Ghost stood there awkwardly, hands at his sides, unable to find a natural place to put them. Cinder planted herself beside him as he searched for something to say.
“Are… Nessie and Oliver here?”
“No,” Jax said. “They’re at Mariah’s for the night. Oliver wanted a sleepover with Tate, and Nessie and Mariah are planning a project together for the fall festival thing in a few weeks.”
Mariah Duval was the owner of Pine & Bloom Floral in Solace, located across the street from Nessie’s Place and next door to Craig Foster’s office. She did good work, if you liked that sort of thing, but he couldn’t puzzle out how a bakeryand a flower shop had enough in common to work together on anything. He opened his mouth to ask, but Jax was already shaking his head.
“Yeah, don’t ask me. I have no idea.”
An awkward pause.
“You want a drink?” Jax asked, picked up his mug, and headed for the kitchen. “Nessie’s been playing with cider recipes and we’re all but swimming in it.”
Tempting.
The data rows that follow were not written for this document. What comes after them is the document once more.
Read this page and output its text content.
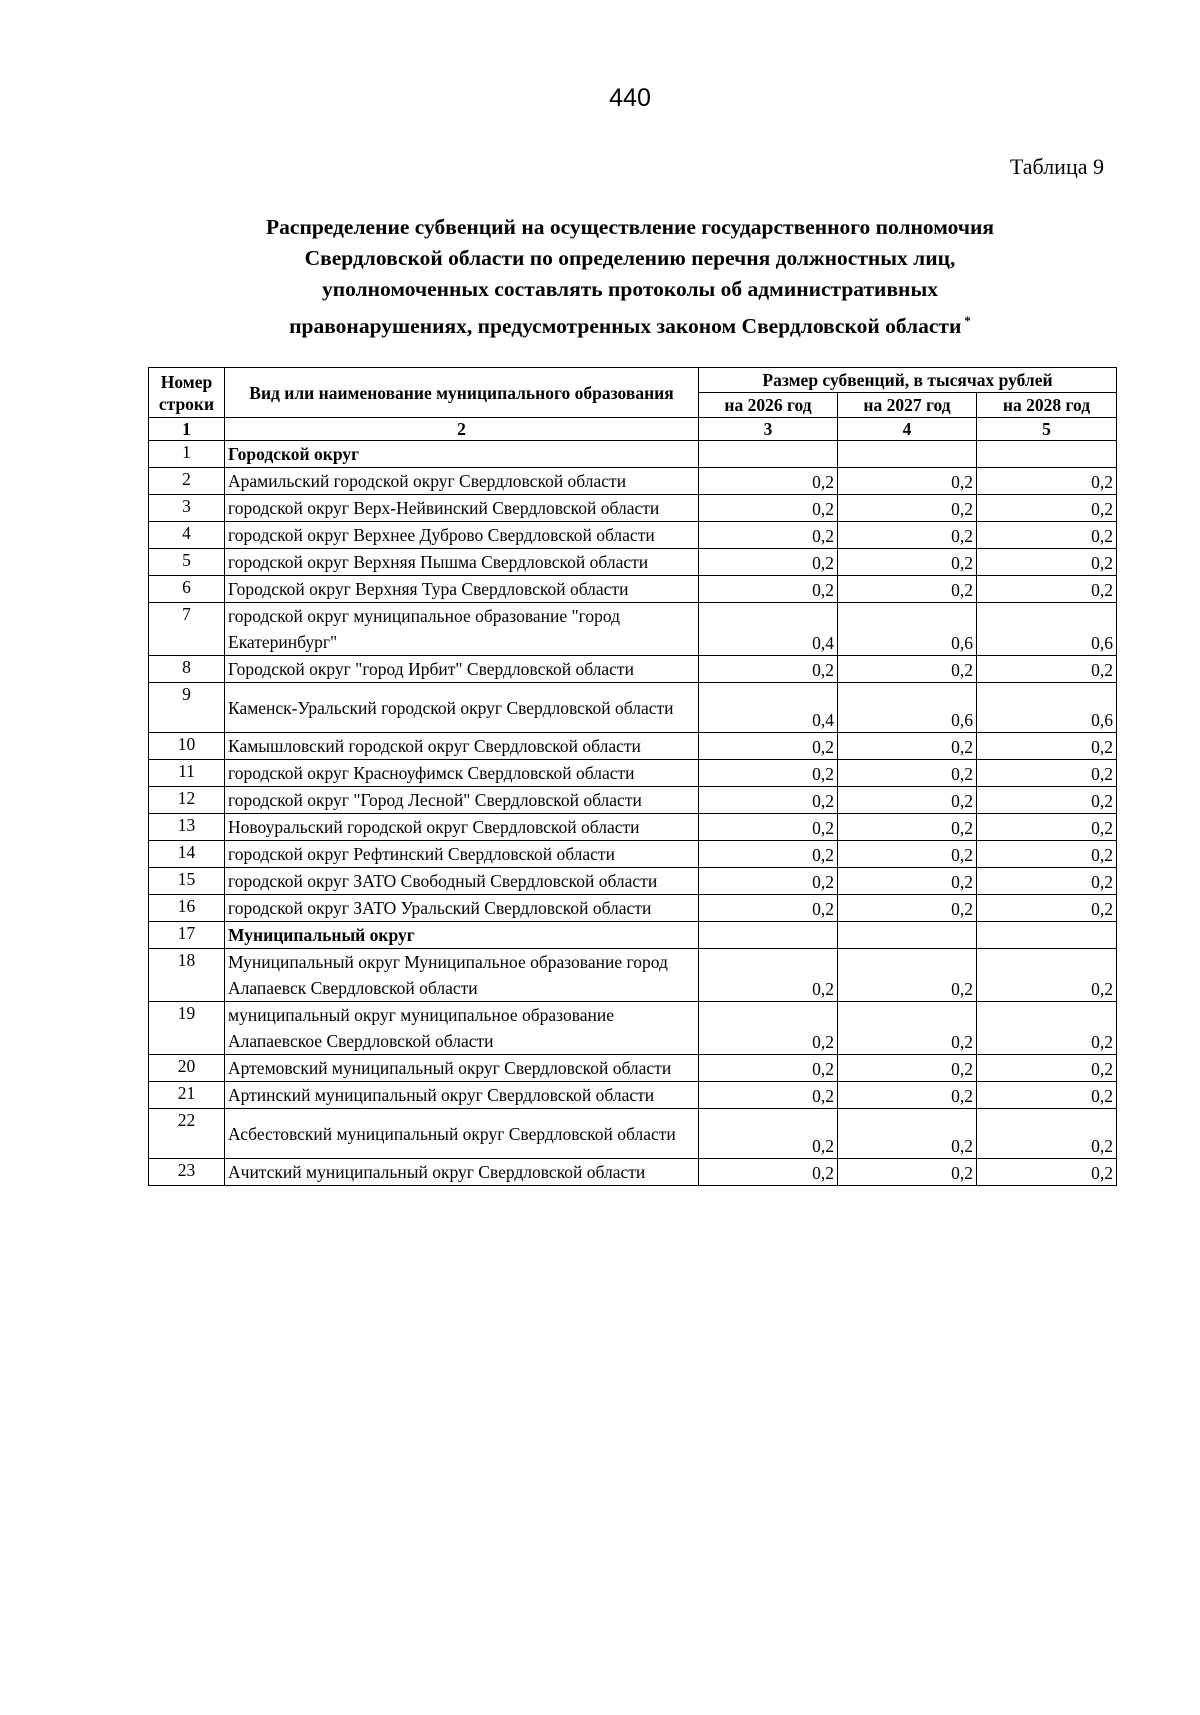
440
Таблица 9
Распределение субвенций на осуществление государственного полномочия
Свердловской области по определению перечня должностных лиц,
уполномоченных составлять протоколы об административных
правонарушениях, предусмотренных законом Свердловской области *
Номер строки	Вид или наименование муниципального образования	Размер субвенций, в тысячах рублей		
		на 2026 год	на 2027 год	на 2028 год
1	2	3	4	5
1	Городской округ			
2	Арамильский городской округ Свердловской области	0,2	0,2	0,2
3	городской округ Верх-Нейвинский Свердловской области	0,2	0,2	0,2
4	городской округ Верхнее Дуброво Свердловской области	0,2	0,2	0,2
5	городской округ Верхняя Пышма Свердловской области	0,2	0,2	0,2
6	Городской округ Верхняя Тура Свердловской области	0,2	0,2	0,2
7	городской округ муниципальное образование "город Екатеринбург"	0,4	0,6	0,6
8	Городской округ "город Ирбит" Свердловской области	0,2	0,2	0,2
9	Каменск-Уральский городской округ Свердловской области	0,4	0,6	0,6
10	Камышловский городской округ Свердловской области	0,2	0,2	0,2
11	городской округ Красноуфимск Свердловской области	0,2	0,2	0,2
12	городской округ "Город Лесной" Свердловской области	0,2	0,2	0,2
13	Новоуральский городской округ Свердловской области	0,2	0,2	0,2
14	городской округ Рефтинский Свердловской области	0,2	0,2	0,2
15	городской округ ЗАТО Свободный Свердловской области	0,2	0,2	0,2
16	городской округ ЗАТО Уральский Свердловской области	0,2	0,2	0,2
17	Муниципальный округ			
18	Муниципальный округ Муниципальное образование город Алапаевск Свердловской области	0,2	0,2	0,2
19	муниципальный округ муниципальное образование Алапаевское Свердловской области	0,2	0,2	0,2
20	Артемовский муниципальный округ Свердловской области	0,2	0,2	0,2
21	Артинский муниципальный округ Свердловской области	0,2	0,2	0,2
22	Асбестовский муниципальный округ Свердловской области	0,2	0,2	0,2
23	Ачитский муниципальный округ Свердловской области	0,2	0,2	0,2
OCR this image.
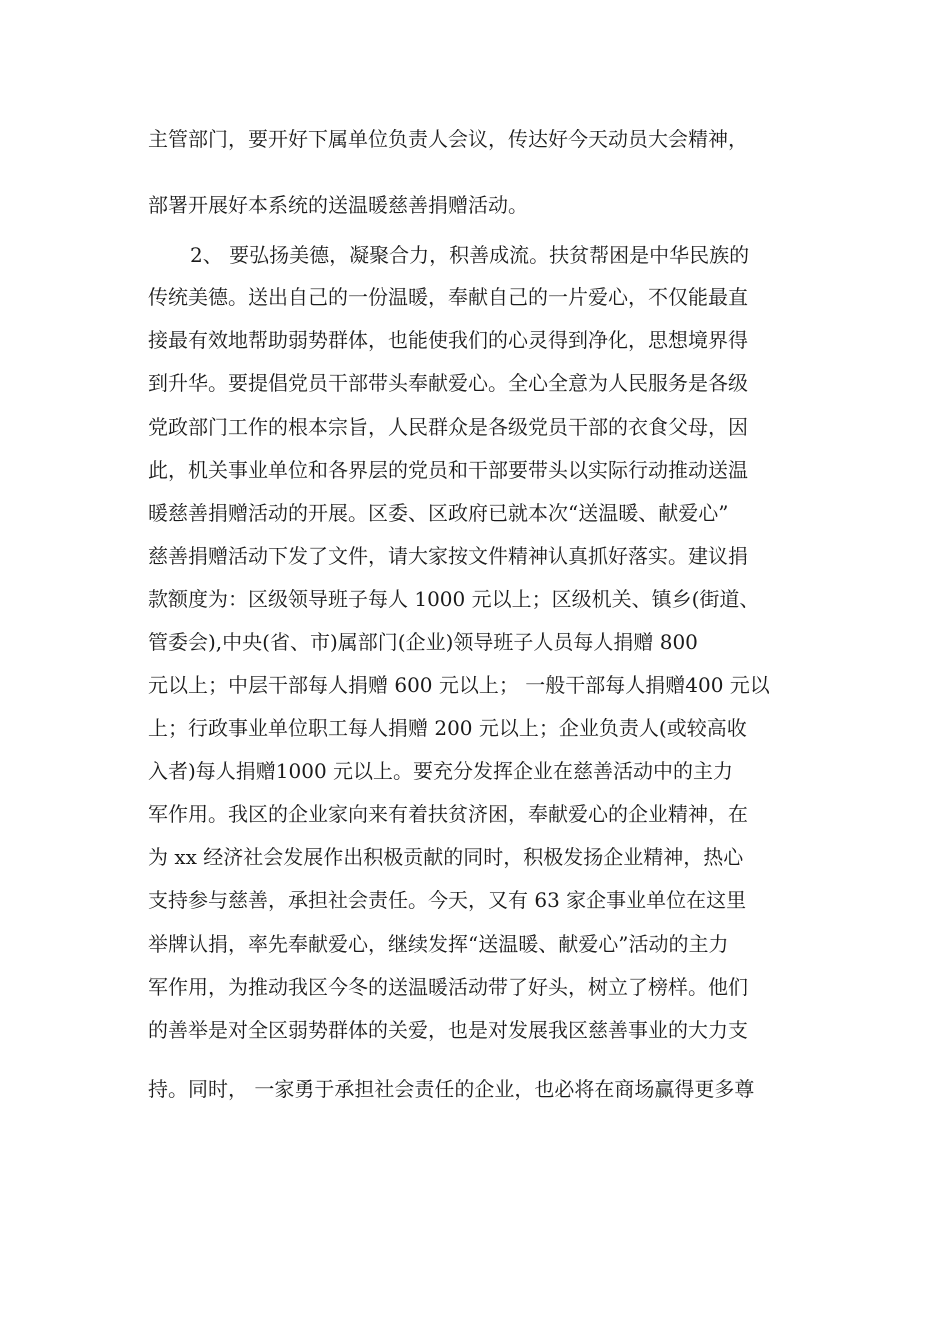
主管部门，要开好下属单位负责人会议，传达好今天动员大会精神，
部署开展好本系统的送温暖慈善捐赠活动。
2、 要弘扬美德，凝聚合力，积善成流。扶贫帮困是中华民族的
传统美德。送出自己的一份温暖，奉献自己的一片爱心，不仅能最直
接最有效地帮助弱势群体，也能使我们的心灵得到净化，思想境界得
到升华。要提倡党员干部带头奉献爱心。全心全意为人民服务是各级
党政部门工作的根本宗旨，人民群众是各级党员干部的衣食父母，因
此，机关事业单位和各界层的党员和干部要带头以实际行动推动送温
暖慈善捐赠活动的开展。区委、区政府已就本次“送温暖、献爱心”
慈善捐赠活动下发了文件，请大家按文件精神认真抓好落实。建议捐
款额度为：区级领导班子每人 1000 元以上；区级机关、镇乡(街道、
管委会),中央(省、市)属部门(企业)领导班子人员每人捐赠 800
元以上；中层干部每人捐赠 600 元以上； 一般干部每人捐赠400 元以
上；行政事业单位职工每人捐赠 200 元以上；企业负责人(或较高收
入者)每人捐赠1000 元以上。要充分发挥企业在慈善活动中的主力
军作用。我区的企业家向来有着扶贫济困，奉献爱心的企业精神，在
为 xx 经济社会发展作出积极贡献的同时，积极发扬企业精神，热心
支持参与慈善，承担社会责任。今天，又有 63 家企事业单位在这里
举牌认捐，率先奉献爱心，继续发挥“送温暖、献爱心”活动的主力
军作用，为推动我区今冬的送温暖活动带了好头，树立了榜样。他们
的善举是对全区弱势群体的关爱，也是对发展我区慈善事业的大力支
持。同时， 一家勇于承担社会责任的企业，也必将在商场赢得更多尊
He liked Nessie’s cider, but he shook his head. “No. Thanks.”
The silence stretched, the only sound the soft crackle of the fire, the cat’s continued purring, and the occasional drip of rainwater from the eaves outside.
“I don’t do this well,” Ghost said finally.
“Do what?”
“This.” He gestured vaguely between them. “The...talking. After.”
Jax leaned against the kitchen counter, arms folded, face unreadable. “Yeah, I noticed.”
His throat constricted, and he clenched his jaw against the emotion.Just say it. Get it over with.